First off, I'll assume that you are talking about nice, normal, standard b*-tree indexes. The answer for bitmap indexes is radically different. And there are lots of options for various types of indexes in Oracle that may or may not change the answer.
At a minimum, if the optimizer is able to determine the selectivity of a particular condition, it will use the more selective index (i.e. the index on bar). But if you have skewed data (there are N values in the column bar but the selectivity of any particular value is substantially more or less than 1/N of the data), you would need to have a histogram on the column in order to tell the optimizer which values are more or less likely. And if you are using bind variables (as all good OLTP developers should), depending on the Oracle version, you may have issues with bind variable peeking.

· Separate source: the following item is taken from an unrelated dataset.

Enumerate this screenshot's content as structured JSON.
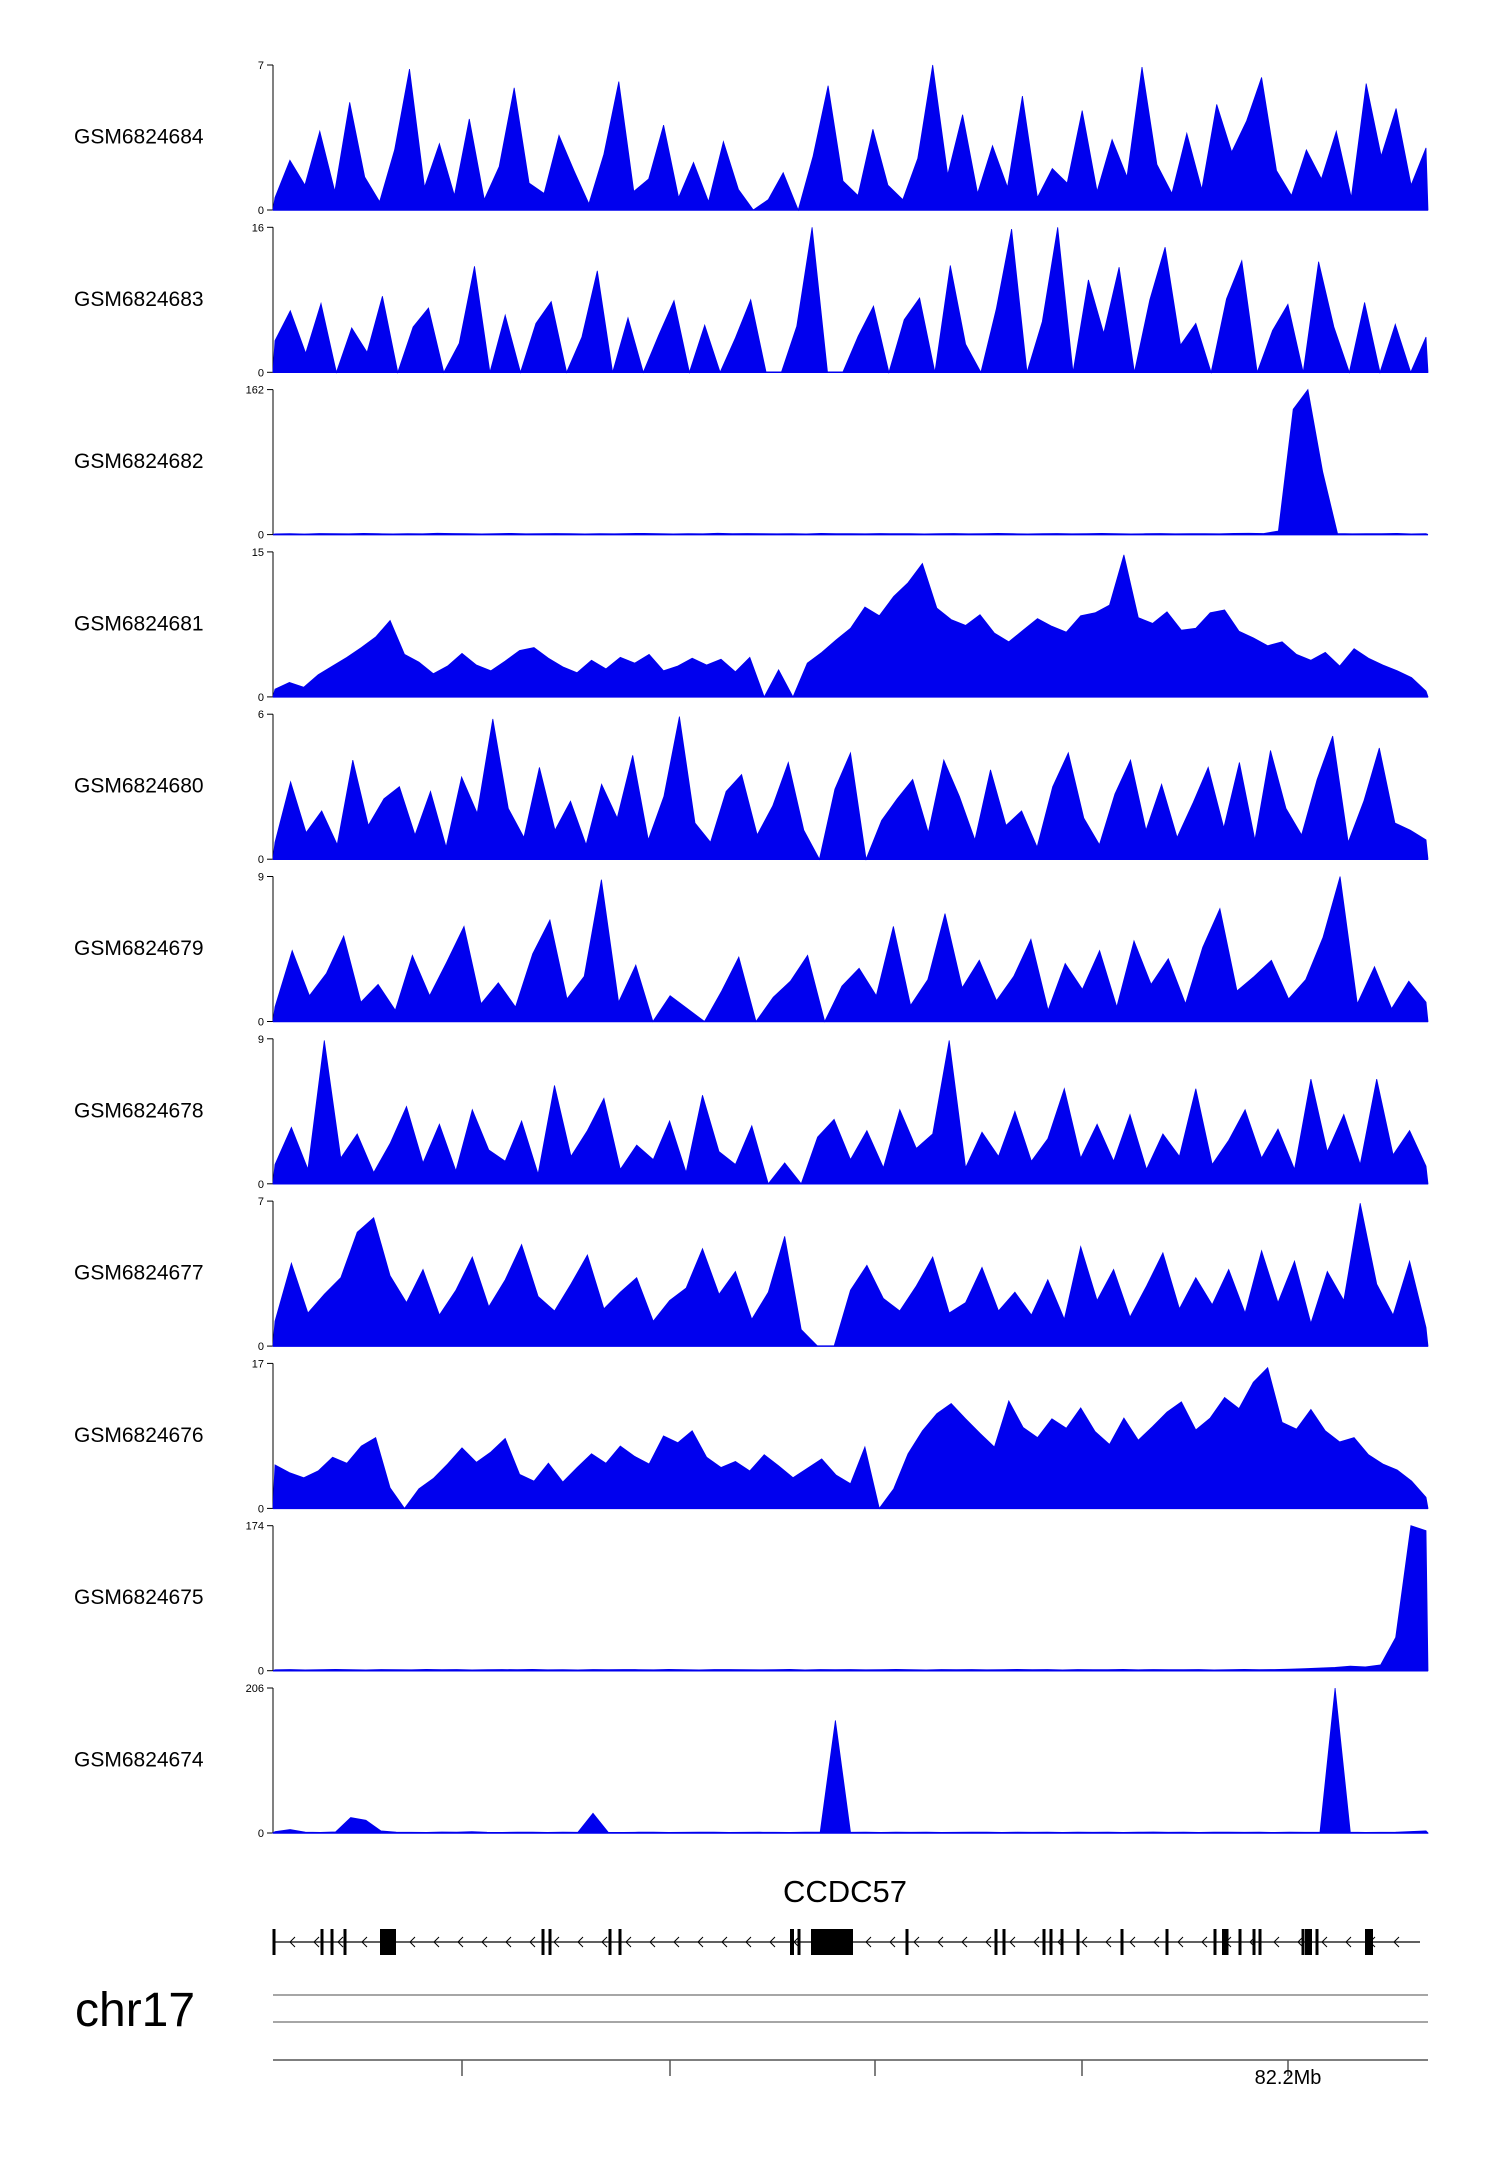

Potentially, Oracle could even do an on the fly conversion of the two b*-tree indexes to bitmaps and combine the bitmaps in order to use both indexes to find the rows it needs to retrieve. But this is a rather unusual query plan, particularly if there are only two columns where one column is highly selective.
So is Oracle smart enough to search
efficiently here?
The simple answer is "probably". There are lots'o' very bright people at each of the database vendors working on optimizing the query optimizer, so it's probably doing things that you haven't even thought of. And if you update the statistics, it'll probably do even more.
I'm sure you can also have Oracle display a query plan so you can see exactly which index is used first.
The best approach would be to add foo to bar's index, or add bar to foo's index (or both). If foo's index also contains an index on bar, that additional indexing level will not affect the utility of the foo index in any current uses of that index, nor will it appreciably affect the performance of maintaining that index, but it will give the database additional information to work with in optimizing queries such as in the example.
It's better than that.
Index Seeks are always quicker than full table scans. So behind the scenes Oracle (and SQL server for that matter) will first locate the range of rows on both indices. It will then look at which range is shorter (seeing that it's an inner join), and it will iterate the shorter range to find the matches with the larger of the two.
You can provide hints as to which index to use. I'm not familiar with Oracle, but in Mysql you can use USE|IGNORE|FORCE_INDEX (see here for more details). For best performance though you should use a combined index.